Таверна шумела множеством голосов — портовый люд и пришлые посетители из соседней Лимы говорили на разные темы. Кто-то строил планы, кто-то обсуждал сделки, кто-то вербовал команду:
–…а я ему говорю, почему это по двадцать песо за фунт?! Дороже восемнадцати я не возьму!..
–…да нет уже в Калифорнии золота. Лет уж пять, как всё вымыли…
–…ты меня не стращай, у меня за кормой чисто. Я тебе не фартук какой-нибудь — больше полудюжины ходок вокруг Чёртова Рога. По семь реалов за рейс салагам предлагать будешь…
–…и сколько можно тащить за собой якорь?4 Скоро уж тридцать лет почитай…
За каждым столом говорили о своём. В основном звучала испанская и английская речь, реже португальская и фламандская. За другими столами гремели игральные кости, где-то в густом табачном дыму визжали девицы, кто-то, уже изрядно приняв на борт крепкой виноградной водки, сипло пел нестареющие шанти5.
В общем, обычный дождливый вечер в портовой таверне…
За небольшим столом недалеко от стойки хозяина в углу зала коротали время за игрой в кости четверо угрюмых моряков. Ничем особым от остальной массы посетителей они не отличались — те же полотняные матросские куртки, такой же устойчивый загар на коже, на руках наколки в виде розы ветров и парящих над волнами альбатросов. В скупых фразах звучат те же морские словечки.
— Акулий потрох, снова пара. Совсем кости ложиться не хотят, — откинулся на спинку скамьи стройный смуглый испанец лет тридцати — тридцати пяти с утончёнными чертами лица.
По его манере держаться можно было с уверенностью сказать, что он в компании главный.
— Никак сам Дейви Джонс водит твоей рукой, Джеки, — обратился он к худому ирландцу с глубоко посаженными маленькими глазками, тонкими губами и копной светло-рыжих волос.
На что тот только поднял бровь и пожал плечами.
Джеку Киллорейну везло всегда, в том числе и в кости.
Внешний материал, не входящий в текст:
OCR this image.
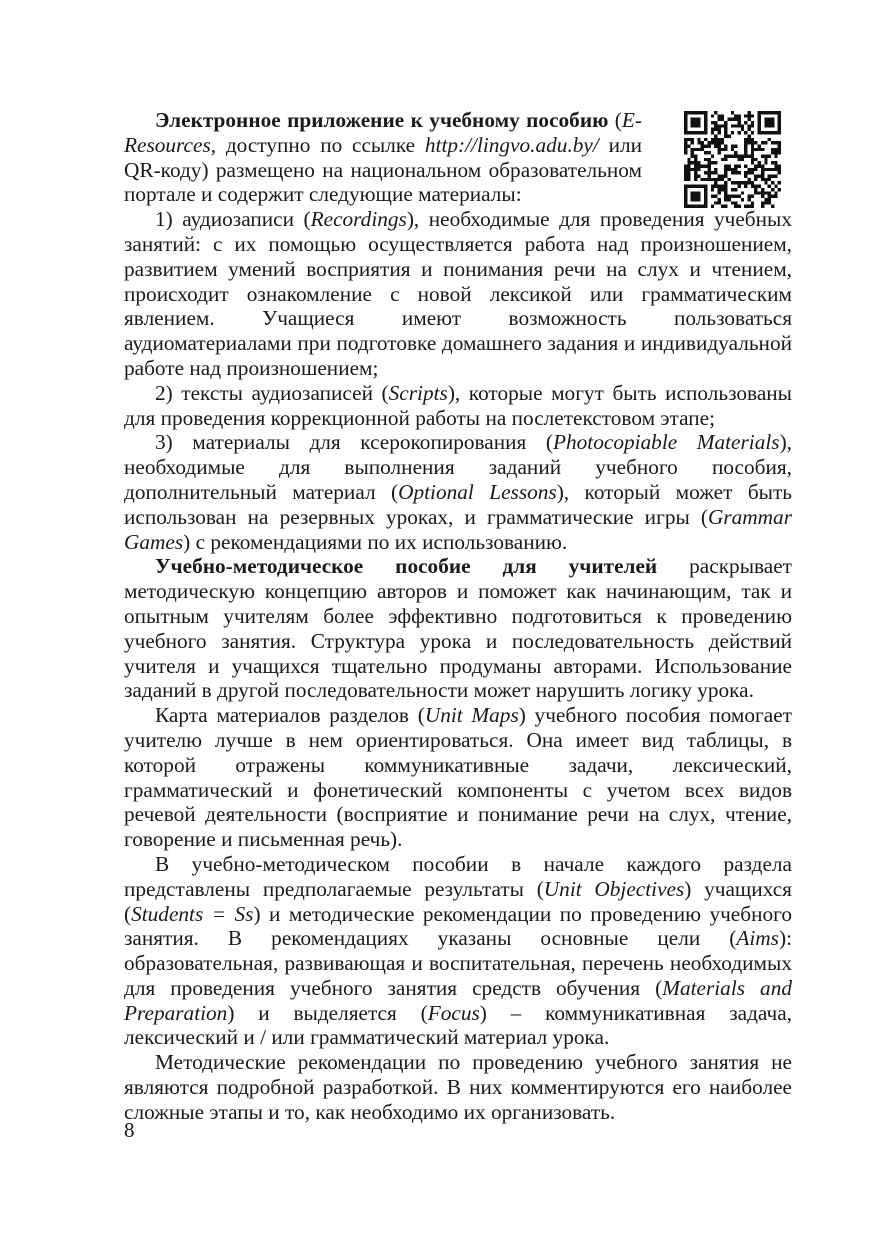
Электронное приложение к учебному пособию (E-Resources, доступно по ссылке http://lingvo.adu.by/ или QR-коду) размещено на национальном образовательном портале и содержит следующие материалы:

1) аудиозаписи (Recordings), необходимые для проведения учебных занятий: с их помощью осуществляется работа над произношением, развитием умений восприятия и понимания речи на слух и чтением, происходит ознакомление с новой лексикой или грамматическим явлением. Учащиеся имеют возможность пользоваться аудиоматериалами при подготовке домашнего задания и индивидуальной работе над произношением;

2) тексты аудиозаписей (Scripts), которые могут быть использованы для проведения коррекционной работы на послетекстовом этапе;

3) материалы для ксерокопирования (Photocopiable Materials), необходимые для выполнения заданий учебного пособия, дополнительный материал (Optional Lessons), который может быть использован на резервных уроках, и грамматические игры (Grammar Games) с рекомендациями по их использованию.

Учебно-методическое пособие для учителей раскрывает методическую концепцию авторов и поможет как начинающим, так и опытным учителям более эффективно подготовиться к проведению учебного занятия. Структура урока и последовательность действий учителя и учащихся тщательно продуманы авторами. Использование заданий в другой последовательности может нарушить логику урока.

Карта материалов разделов (Unit Maps) учебного пособия помогает учителю лучше в нем ориентироваться. Она имеет вид таблицы, в которой отражены коммуникативные задачи, лексический, грамматический и фонетический компоненты с учетом всех видов речевой деятельности (восприятие и понимание речи на слух, чтение, говорение и письменная речь).

В учебно-методическом пособии в начале каждого раздела представлены предполагаемые результаты (Unit Objectives) учащихся (Students = Ss) и методические рекомендации по проведению учебного занятия. В рекомендациях указаны основные цели (Aims): образовательная, развивающая и воспитательная, перечень необходимых для проведения учебного занятия средств обучения (Materials and Preparation) и выделяется (Focus) – коммуникативная задача, лексический и / или грамматический материал урока.

Методические рекомендации по проведению учебного занятия не являются подробной разработкой. В них комментируются его наиболее сложные этапы и то, как необходимо их организовать.

8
При этом он, казалось, совсем не заботился о том, как их сложить или потрясти перед броском. Бросал широко и небрежно, от чего кости рассыпались по столу, то и дело скатываясь на пол. Но у него иногда выпадали выигрышные комбинации даже без них.
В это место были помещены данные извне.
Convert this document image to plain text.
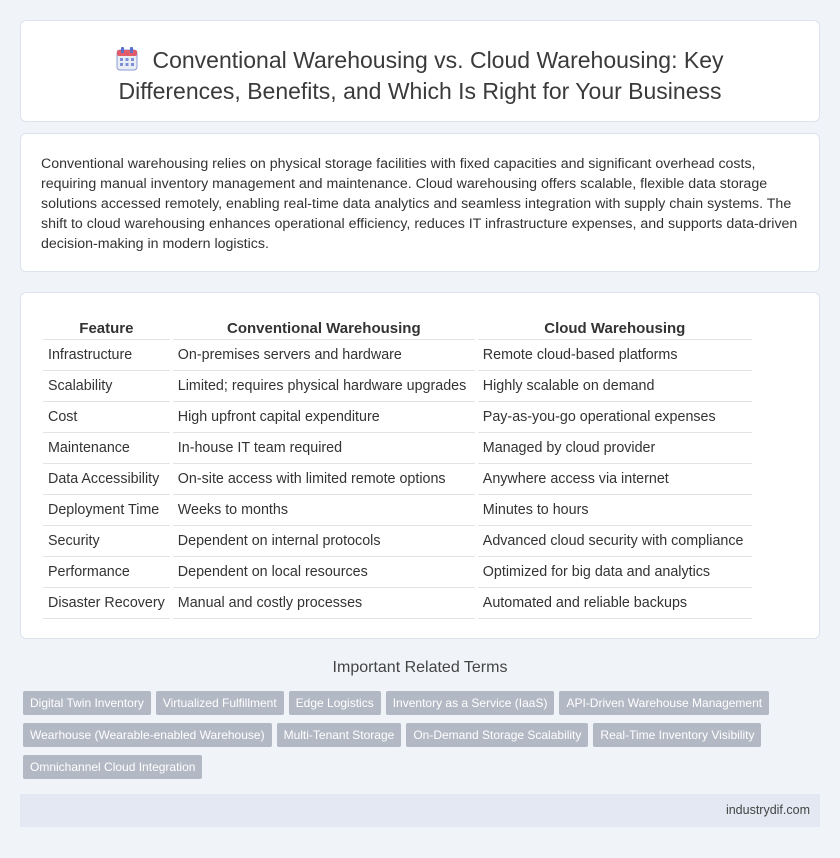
Conventional Warehousing vs. Cloud Warehousing: Key
Differences, Benefits, and Which Is Right for Your Business

Conventional warehousing relies on physical storage facilities with fixed capacities and significant overhead costs, requiring manual inventory management and maintenance. Cloud warehousing offers scalable, flexible data storage solutions accessed remotely, enabling real-time data analytics and seamless integration with supply chain systems. The shift to cloud warehousing enhances operational efficiency, reduces IT infrastructure expenses, and supports data-driven decision-making in modern logistics.

Feature	Conventional Warehousing	Cloud Warehousing
Infrastructure	On-premises servers and hardware	Remote cloud-based platforms
Scalability	Limited; requires physical hardware upgrades	Highly scalable on demand
Cost	High upfront capital expenditure	Pay-as-you-go operational expenses
Maintenance	In-house IT team required	Managed by cloud provider
Data Accessibility	On-site access with limited remote options	Anywhere access via internet
Deployment Time	Weeks to months	Minutes to hours
Security	Dependent on internal protocols	Advanced cloud security with compliance
Performance	Dependent on local resources	Optimized for big data and analytics
Disaster Recovery	Manual and costly processes	Automated and reliable backups
Important Related Terms
Digital Twin Inventory Virtualized Fulfillment Edge Logistics Inventory as a Service (IaaS) API-Driven Warehouse ManagementWearhouse (Wearable-enabled Warehouse) Multi-Tenant Storage On-Demand Storage Scalability Real-Time Inventory VisibilityOmnichannel Cloud Integration
industrydif.com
— Опять у тебя фул6, — раздосадованно проворчал самый крупный из четверых — грузный здоровяк с большим одутловатым лицом, мясистыми губами и бритым черепом.
Артур Браун, судя по произношению — американец, всегда очень тщательно готовился к броску, чем несказанно раздражал партнёров по игре. Но, по понятным причинам, возражать ему никто не решался. Он всегда аккуратно складывал кости в стаканчик, сначала определённое количество раз тряс его левой рукой, затем правой, при этом что-то тихо приговаривая. И только потом аккуратно переворачивал стаканчик и сдвигал его, как он утверждал, на восток. В это время своими толстыми, как колбаски, пальцами он потирал серебряную монетку, висевшую среди множества других амулетов на шее в холщовом мешочке на верёвочке из конского волоса. При этом и монетка, и мешочек имели свою особую историю. Трудно сказать, насколько помогали ему в игре эти манипуляции, и помогали ли вообще, но он никогда не огорчался из-за результата, стоически переносил неудачи и сдержанно принимал выигрыш. Он был уверен, что его удача от него никуда не денется.
Четвёртым игроком был невысокий черноволосый юноша с большими карими глазами и смазливым личиком. Звали его Люк Гарретт. Играл он азартно, броски делал всегда по-разному, экспериментировал. Выигрыши и неудачи переживал эмоционально.
Везло ли ему? Наверное, больше да, чем нет. Но он был ещё в том возрасте, в котором везёт всем.
— Всё. Последний круг, — неспешно произнёс испанец и ровным спокойным движением уверенного в своей удаче человека бросил кости.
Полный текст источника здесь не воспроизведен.